Raleigh native running towards Paralympic gold
Posted April 13, 2012
Updated April 14, 2012
Raleigh, N.C. — There are very few track athletes that have a resume like Raleigh-native Lex Gillette. He holds national and world records - all without being able to see.
The multi-talented Gillette recently returned to his old Athens Drive High School track as he continues to prepare for this summer's Paralympics in London. It was on that very track a decade ago when he realized, that despite being blind, he has a gift.
"My favorite event would be the long jump,” Gillette said. “One of my coaches gave me audible sounds as to where I needed to run. (He) would yell and clap and I would follow that sound."
Only one year after graduating high school, Gillette jumped his way to a silver medal in the 2004 Paralympics in Athens, Greece.
"It was definitely overwhelming," he said. Jennings: Raleigh native vying for Paralympic gold
Gillette has come a long way since he was eight-years-old. That's when doctor told him, after multiple eye surgeries, they would not be able to fix his detached retinas. Soon after, he became completely blind.

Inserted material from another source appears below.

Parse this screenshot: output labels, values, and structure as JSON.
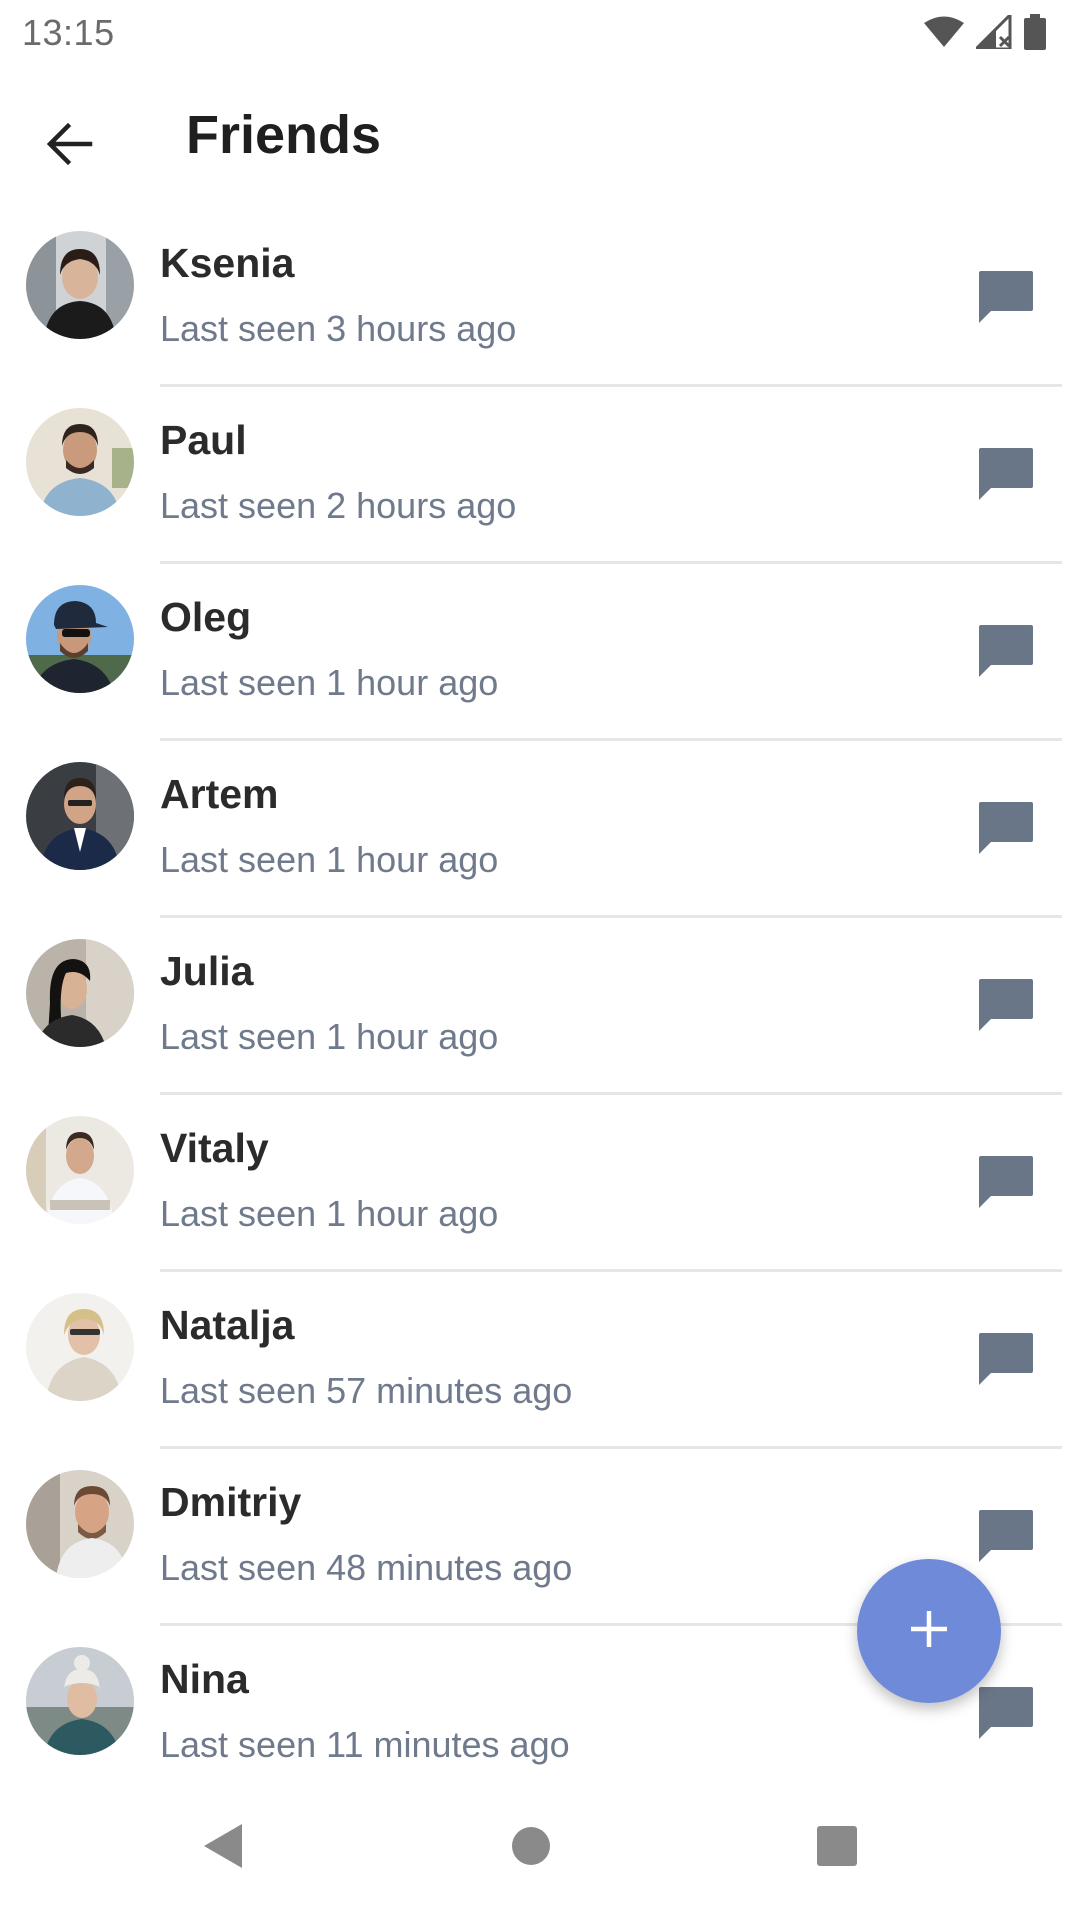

"The biggest obstacle would be socially, feeling like people are looking at you awkwardly,” Gillette said. “It took me a few years to get it in my mind that I could still achieve different goals."
Off the track, Gillette has written music and excelled in beep baseball - a version of baseball for the visually impaired. Last year, his team won a national title after his game-winning hit.
On the track, Gillette is among the best blind American sprinters. Last year, he broke a 19-year old world record in the long jump.
Now living in southern California at the US track training site, Gillette is chasing another dream - his first gold medal in the Paralympics. There, he will be running and jumping in multiple events.
The final hurdle for Gillette in pursuing his dream is getting his family there. Paralympic athletes’ families have to pay their own way to the games in London, so at a track meet Saturday at UNC, Gillette is hoping to raise money for his relatives to travel to the Games.
"The people who got me to the point where I am right now, it would be incredible for them to share that moment with me," he said.